Sympy has its own much smaller, but still extremely useful statistics  module
that enables symbolic manipulation of statistical quantities.  For example,

In [9]:
>>> from sympy import stats
>>> X = stats.Normal('x',0,10) # create normal random variable

 We can obtain the probability density function as,

In [10]:
>>> from sympy.abc import x
>>> stats.density(X)(x)

sqrt(2)*exp(-x**2/200)/(20*sqrt(pi))

 and we can evaluate the cumulative density function as the following,

In [11]:
>>> stats.cdf(X)(0)
1/2

0.5

 Note that you can evaluate this numerically by using the `evalf()`
method on the output. Sympy provides intuitive ways to consider standard
probability questions by using the `stats.P` function, as in the following:

In [12]:
>>> stats.P(X>0) # prob X >0?
1/2

0.5

 There is also a corresponding expectation function, `stats.E`
you can use to compute complicated expectations using all of Sympy's powerful
built-in integration machinery. For example we can compute,
$\mathbb{E}(\sqrt{\lvert X \rvert})$ in the following,

In [13]:
>>> stats.E(abs(X)**(1/2)).evalf()
2.59995815363879

2.59995815363879

 Unfortunately, there is very limited support for multivariate
distributions at  the time of this writing.

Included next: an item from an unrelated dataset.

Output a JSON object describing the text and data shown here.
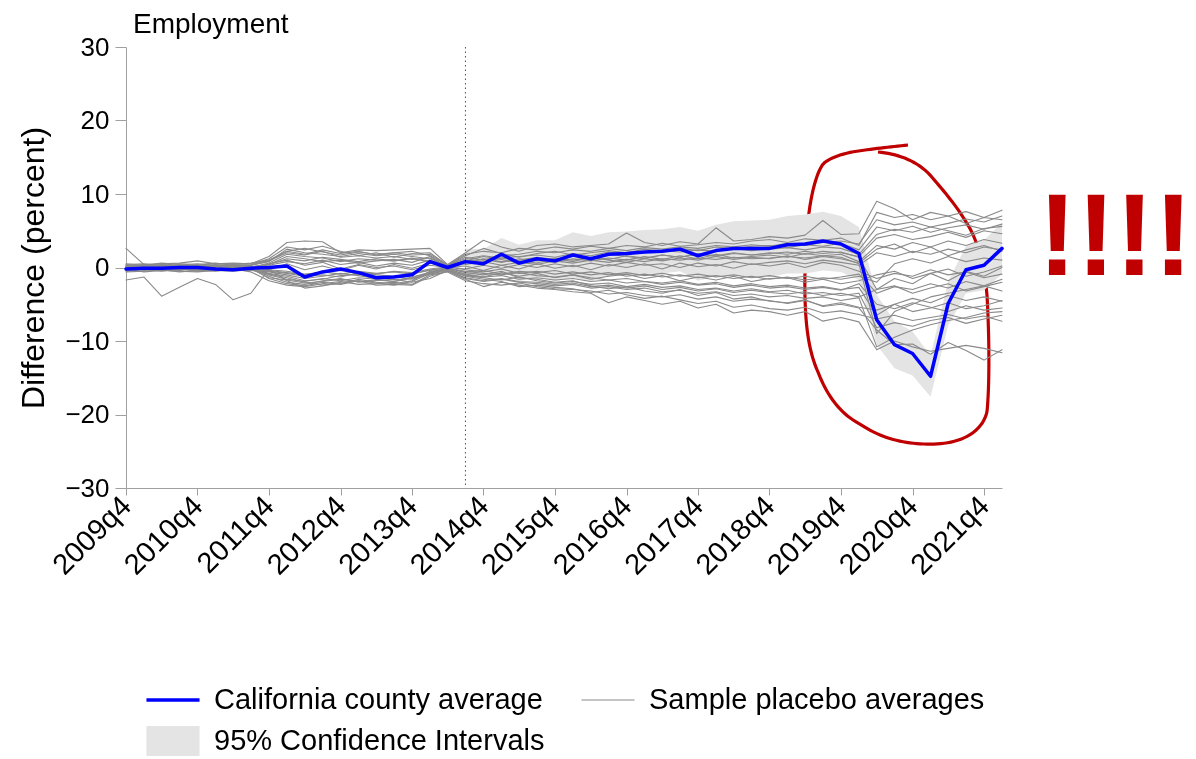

## Other Python Modules for Statistics

There are many other important Python modules for statistical work. Two
important modules are Seaborn and Statsmodels. As we discussed earlier,
Seaborn is library built on top of Matplotlib for very detailed and expressive
statistical visualizations, ideally suited for exploratory data analysis.
Statsmodels is designed to complement Scipy with descriptive
statistics, estimation, and inference for a large variety of statistical
models. Statsmodels includes (among many others) generalized linear models,
robust linear models, and methods for timeseries analysis, with an emphasis on
econometric data and problems. Both these modules are well supported and very
well documented and designed to integrate tightly into Matplotlib, Numpy,
Scipy, and the rest of the scientific Python stack.  Because the focus of this
text is more conceptual as opposed to domain-specific, I have chosen not to
emphasize either of these, notwithstanding how powerful each is.